This past month we had a really high AWS bill, and it was supposed to be high but not THIS high. The culprit - "Data Transfer Out". I'm sure I'm not the only one who has had to deal with this.
We had a NodeJS service running on EC2 in an Auto Scaling Group (ASG) behind an Application Load Balancer (ALB) that was supposed to handle a huge volume of requests. We were expecting a consistent increase in traffic this month, so we had made estimates on how it would affect our costs. We had expected some high data transfer out of our Application Load Balancer (ALB) but this was a consistent 4-5x of our estimates. Time to investigate.
After filtering Cost Explorer data with tags, it was clear that the ALB was the source of these costs. I immediately went to CloudWatch and checked the "Processed Bytes" metric of the ALB.
Processed Bytes is supposed to be "the total number of bytes processed by the load balancer over IPv4 and IPv6 ... includes traffic to and from clients", so ideally Processed Bytes should be greater than the "Data Transfer Out". But it was not..?
Our stats showed Processed Bytes to be around what our estimates had predicted for this amount of traffic. But Cost Explorer was showing a number that was 4-5 times that. Time to contact support.
We raised a support request to AWS, but we didn't have high hopes because we were not on the premium support plan. But it was worth a shot.
Next up, we enabled ALB Access Logs to an S3 bucket and let it generate some logs for some time. Upon checking the logs, we were certain that this wasn't a problem at the application level. The access logs showed response size consistent with what we had estimated, no inflation due to extra headers or something like that.
We wondered if there was some other service running that might be communicating over an Elastic IP or public IP instead of a private IP. To check that, we enabled VPC Flow logs to another S3 bucket and let it generate some logs for some time.
We didn't find any services that might be communicating over Elastic IP but we did find some services that could be moved to the same Availability Zone (AZ) and reduced some Regional Data Transfer costs.
After eliminating all possible sources of Data Transfer we still had no clue what was the source of the Cost other than that it was from the ALB. This led to frantic googling and sending/explaining the problem statement to various people.
Then over the weekend, trying to think of keywords that would not lead me down to more documentation, I finally found this StackOverflow answer:
I'm curious to know how much total outbound bytes an ELB generates. As far as I can tell, this will be something like
(size of http responses) + (size of SSL handshake transactions)
I can calculate the former by looking at my web server logs. However, I'm having a hard…
A. The handshake of a TLS connection is pretty much constant and do not depend on your application. So your function is really : number of connections * ( size of http responses + constant)
And it finally clicked, the missing piece of the puzzle. Since HTTPS was handled directly by the ALB, it wouldn't show in the Access Logs as the instance didn't have to deal with it.
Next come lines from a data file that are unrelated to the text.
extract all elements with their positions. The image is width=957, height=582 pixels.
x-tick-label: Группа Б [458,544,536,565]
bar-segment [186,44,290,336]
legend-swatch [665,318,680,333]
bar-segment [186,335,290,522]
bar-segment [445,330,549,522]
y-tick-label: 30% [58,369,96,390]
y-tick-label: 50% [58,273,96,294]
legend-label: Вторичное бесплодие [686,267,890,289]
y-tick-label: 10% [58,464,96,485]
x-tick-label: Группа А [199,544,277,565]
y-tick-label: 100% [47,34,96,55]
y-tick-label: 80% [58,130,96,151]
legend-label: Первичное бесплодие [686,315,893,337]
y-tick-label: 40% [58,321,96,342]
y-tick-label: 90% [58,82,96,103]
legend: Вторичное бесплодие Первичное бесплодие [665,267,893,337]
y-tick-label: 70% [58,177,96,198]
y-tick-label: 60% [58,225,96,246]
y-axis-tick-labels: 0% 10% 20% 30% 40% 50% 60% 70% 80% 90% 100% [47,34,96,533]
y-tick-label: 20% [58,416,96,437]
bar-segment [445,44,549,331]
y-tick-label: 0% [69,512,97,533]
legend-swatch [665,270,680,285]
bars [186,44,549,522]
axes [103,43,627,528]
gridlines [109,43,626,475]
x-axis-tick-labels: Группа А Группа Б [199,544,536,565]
Here is an article that estimates the payload to average ~6.5k (depending on your certificate size). Our response sizes were really small, and this could be a major part of the response size if the user was visiting the site for the first time. Since a lot of the traffic was new, it would be a significant chunk.
That led to even more Googling on how HTTPS might affect AWS ELB costs and we came upon this very good article that also suggested increasing the default timeout for idle connections to 10 minutes for the ALB along with changing the certificate.
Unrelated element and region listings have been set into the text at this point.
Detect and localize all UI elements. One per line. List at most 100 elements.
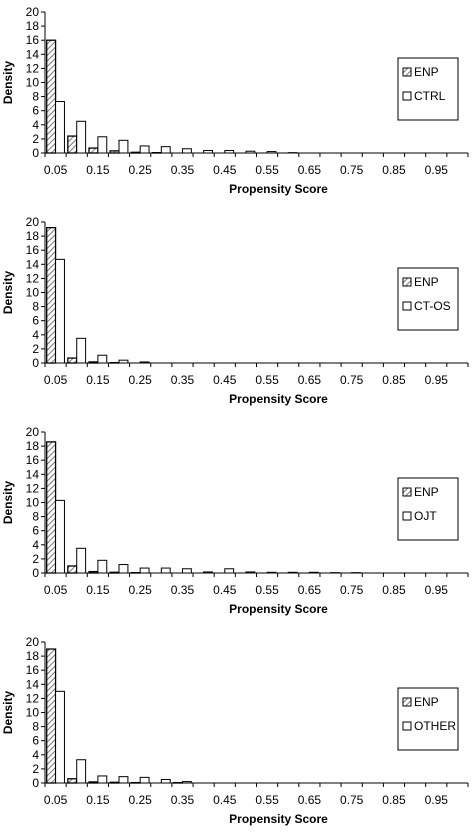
x-tick-label: 0.85 [382, 583, 406, 597]
x-tick-label: 0.75 [340, 793, 364, 807]
x-tick-label: 0.75 [340, 373, 364, 387]
bar-ctrl [56, 102, 65, 153]
y-tick-label: 18 [26, 439, 40, 453]
x-axis-title: Propensity Score [229, 602, 328, 616]
y-tick-label: 12 [26, 481, 40, 495]
legend-swatch-enp [403, 68, 411, 76]
y-tick-label: 0 [32, 776, 39, 790]
bar-ctrl [246, 151, 255, 153]
x-tick-label: 0.05 [44, 373, 68, 387]
bar-enp [47, 649, 56, 783]
y-tick-label: 8 [32, 300, 39, 314]
legend-label-enp: ENP [414, 275, 439, 289]
y-tick-label: 10 [26, 706, 40, 720]
x-tick-label: 0.55 [255, 583, 279, 597]
y-tick-label: 12 [26, 271, 40, 285]
legend-label-enp: ENP [414, 485, 439, 499]
bar-enp [68, 779, 77, 783]
y-tick-label: 0 [32, 356, 39, 370]
y-tick-label: 14 [26, 47, 40, 61]
y-tick-label: 16 [26, 663, 40, 677]
bar-enp [110, 572, 119, 573]
x-tick-label: 0.15 [86, 373, 110, 387]
bar-ojt [204, 572, 213, 573]
y-tick-label: 6 [32, 314, 39, 328]
x-tick-label: 0.55 [255, 373, 279, 387]
x-tick-label: 0.05 [44, 793, 68, 807]
x-tick-label: 0.05 [44, 163, 68, 177]
x-tick-label: 0.25 [128, 373, 152, 387]
bar-ct-os [98, 355, 107, 363]
x-tick-label: 0.45 [213, 163, 237, 177]
y-tick-label: 16 [26, 33, 40, 47]
bar-ctrl [267, 152, 276, 153]
y-tick-label: 0 [32, 566, 39, 580]
x-tick-label: 0.65 [298, 793, 322, 807]
x-tick-label: 0.95 [425, 163, 449, 177]
x-tick-label: 0.55 [255, 793, 279, 807]
bar-other [182, 782, 191, 783]
bar-ctrl [140, 146, 149, 153]
y-tick-label: 20 [26, 5, 40, 19]
x-tick-label: 0.55 [255, 163, 279, 177]
x-tick-label: 0.35 [171, 583, 195, 597]
bar-enp [47, 228, 56, 363]
bar-ojt [225, 569, 234, 573]
legend: ENP CT-OS [398, 268, 458, 330]
x-tick-label: 0.95 [425, 583, 449, 597]
bar-other [140, 777, 149, 783]
bar-other [119, 777, 128, 783]
x-tick-label: 0.65 [298, 163, 322, 177]
y-tick-label: 18 [26, 229, 40, 243]
bar-ctrl [182, 149, 191, 153]
y-tick-label: 12 [26, 691, 40, 705]
x-tick-label: 0.65 [298, 373, 322, 387]
legend-swatch-other [403, 722, 411, 730]
bar-ojt [288, 572, 297, 573]
x-tick-label: 0.25 [128, 793, 152, 807]
legend-swatch-ct-os [403, 302, 411, 310]
y-tick-label: 8 [32, 90, 39, 104]
x-tick-label: 0.45 [213, 373, 237, 387]
y-tick-label: 20 [26, 215, 40, 229]
bar-enp [68, 566, 77, 573]
x-tick-label: 0.45 [213, 583, 237, 597]
x-tick-label: 0.25 [128, 583, 152, 597]
bar-ct-os [119, 360, 128, 363]
bar-ctrl [204, 151, 213, 153]
bar-enp [89, 148, 98, 153]
x-tick-label: 0.85 [382, 163, 406, 177]
y-tick-label: 20 [26, 635, 40, 649]
bar-other [56, 691, 65, 783]
legend-swatch-enp [403, 278, 411, 286]
bar-ojt [309, 572, 318, 573]
y-tick-label: 2 [32, 762, 39, 776]
bar-ctrl [161, 147, 170, 153]
y-tick-label: 4 [32, 748, 39, 762]
bar-ctrl [119, 140, 128, 153]
y-axis-title: Density [1, 481, 15, 525]
bar-enp [68, 358, 77, 363]
legend-label-ct-os: CT-OS [414, 299, 451, 313]
x-tick-label: 0.35 [171, 793, 195, 807]
y-tick-label: 20 [26, 425, 40, 439]
y-tick-label: 16 [26, 453, 40, 467]
x-tick-label: 0.15 [86, 793, 110, 807]
x-axis-title: Propensity Score [229, 392, 328, 406]
legend-label-enp: ENP [414, 65, 439, 79]
bar-enp [47, 442, 56, 573]
legend-swatch-ctrl [403, 92, 411, 100]
bar-other [161, 779, 170, 783]
legend-swatch-enp [403, 488, 411, 496]
bar-ctrl [98, 137, 107, 153]
bar-other [98, 776, 107, 783]
bar-ctrl [225, 151, 234, 153]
We were currently using the default certificate generated by Amazon Certificate Manager (ACM) with the Load Balancer. We tested the size of the TLS handshake with Wormly Test SSL Tool and then replaced it with one generated with Let's Encrypt. To be thorough we also tested TLS handshake sizes of different websites with different Certificate Authorities.
|Certificate Issuer||Certificate Type||SSL Handshake Size (Bytes)|
|ACM||Wildcard (RSA 2048 bits)||5971|
|Let's Encrypt||Single (RSA 2048 bits)||3753|
|Let's Encrypt||Wildcard (RSA 2048 bits)||3702|
|Let's Encrypt||Wildcard (ECC 256 bits)||3323|
|DigiCert||Single (ECC 256 bits)||3311|
|Sectigo||Wildcard (RSA 2048 bits)||6720|
DigiCert was the best with respect to size, but Let's Encrypt was close enough (& free!). ECC certificates are not compatible with some older browsers, so we generated both the smaller ECC and RSA certificates through acme.sh and uploaded them through AWS CLI. The ALB will automatically select the best one depending on the client (read more here).
After adding them to the ALB listener and letting Cost Explorer catch up for a day, we saw a significant decrease in our Data Transfer Out Costs for the same number of requests.
It was still not equal to the estimates we had, but it will never be because we never considered the TLS handshake size in our estimates. AWS Costs really are a mystery until you actually get the bill.